C’est cela la précarité énergétique : un processus qui commence par des revenus trop modestes, un logement mal isolé et un équipement inefficace, mal utilisé et dépendant d’une énergie chère ; un processus qui s’achève dans la précarité sanitaire, psychologique, économique et sociale.

Un phénomène très massif en Europe

Quelle est la situation en Europe ? Les réalités sont diverses, entre les pays et même entre régions. Mais les indicateurs eux-mêmes sont disparates. En 2009, 9,2 % des ménages européens (18 pays) se déclarent incapables de maintenir une température adéquate dans leur logement. Ce chiffre varie de 1,3 % aux Pays–Bas à 64 % en Bulgarie, en passant par 5,5 % en France comme en Allemagne. De fait, le chiffre double (21 %) quand on prend la moyenne des 27 pays de l’Union européenne.
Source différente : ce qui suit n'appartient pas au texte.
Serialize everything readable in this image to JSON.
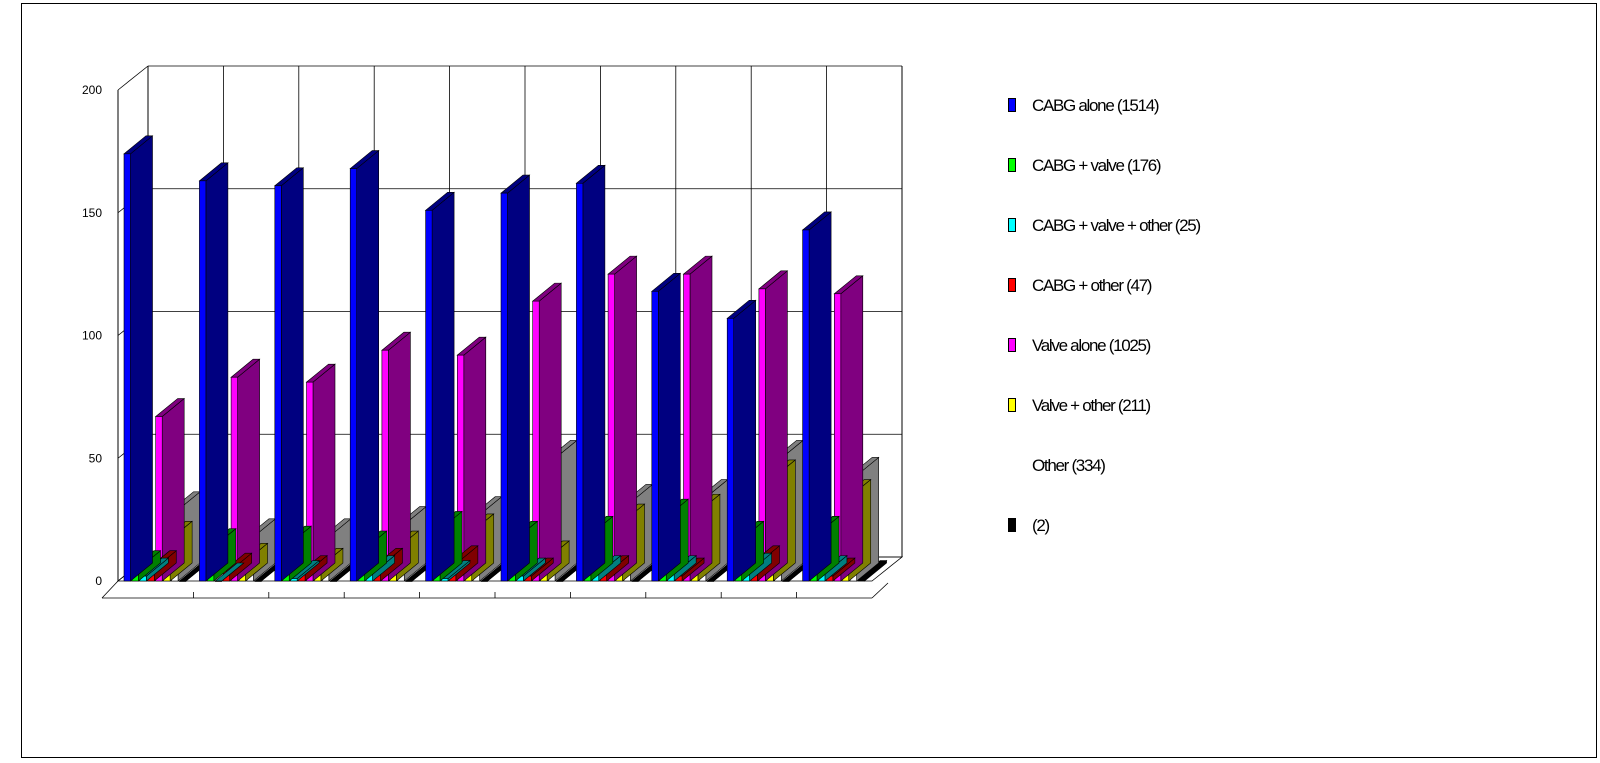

Si on compte les ménages qui déclarent des impayés, on retrouve des chiffres équivalents (8 à 9 %). Les ménages qui déclarent des fuites ou des moisissures dans leur logement sont par contre plus nombreux dans les 18 pays enquêtés (16 %) mais de manière plus uniforme entre pays et entre classes de revenus. Enfin, les ménages qui dépensent en énergie domestique plus du double de leur moyenne nationale sont 13 % dans l’Union européenne et 16 % en France en 20101.

On retiendra finalement que la précarité énergétique touche environ entre un ménage sur cinq et un ménage sur dix dans l’Union européenne. Un facteur semble l’emporter dans l’explication de la disparité des situations nationales. En confrontant le nombre de ménages incapables de se payer leur chauffage entre le Nord (Pays–Bas et pays scandinaves entre 1,3 % et 1,5 %) et le Sud (Grèce et Portugal à 16 % et 28 %) de l’Europe, il semble que le climat importe peu par rapport à la pauvreté des nations.

Un ménage sur six en France et ça empire

A l’échelle nationale, d’autres statistiques apparaissent. Le taux d’effort énergétique requis désigne les ménages qui devraient dépenser plus de 10 % de leurs ressources pour se chauffer convenablement étant donné la performance énergétique de leur logement. En 2009, ils sont estimés à 18,4 % au Royaume–Uni, alors qu’ils n’étaient que 5,9 % en 20032. En France, le taux d’effort énergétique effectif identifie les ménages qui ont dépensé plus de 10 % de leur budget dans le chauffage et l’énergie domestique (14 % en 2006). Cet indicateur oublie toutefois les ménages qui subissent le froid au lieu de risquer l’endettement. En 2006, 14,8 % ont déclaré avoir eu froid pendant l’hiver 2005 (3,5 millions dont 2,3 dans la moitié la moins riche de la population). Ils n’étaient que 10,9 % en 1996. Ces populations ne se recouvrent presque pas : 2 % des ménages cumulent le froid et l’effort budgétaire, ce qui rassemble tout de même 621 000 ménages en grande difficulté3. 300 000 ménages français ont d’ailleurs déjà pu bénéficier d’une aide financière pour régler leurs factures d’énergie via le Fonds de solidarité pour le logement4 (FSL).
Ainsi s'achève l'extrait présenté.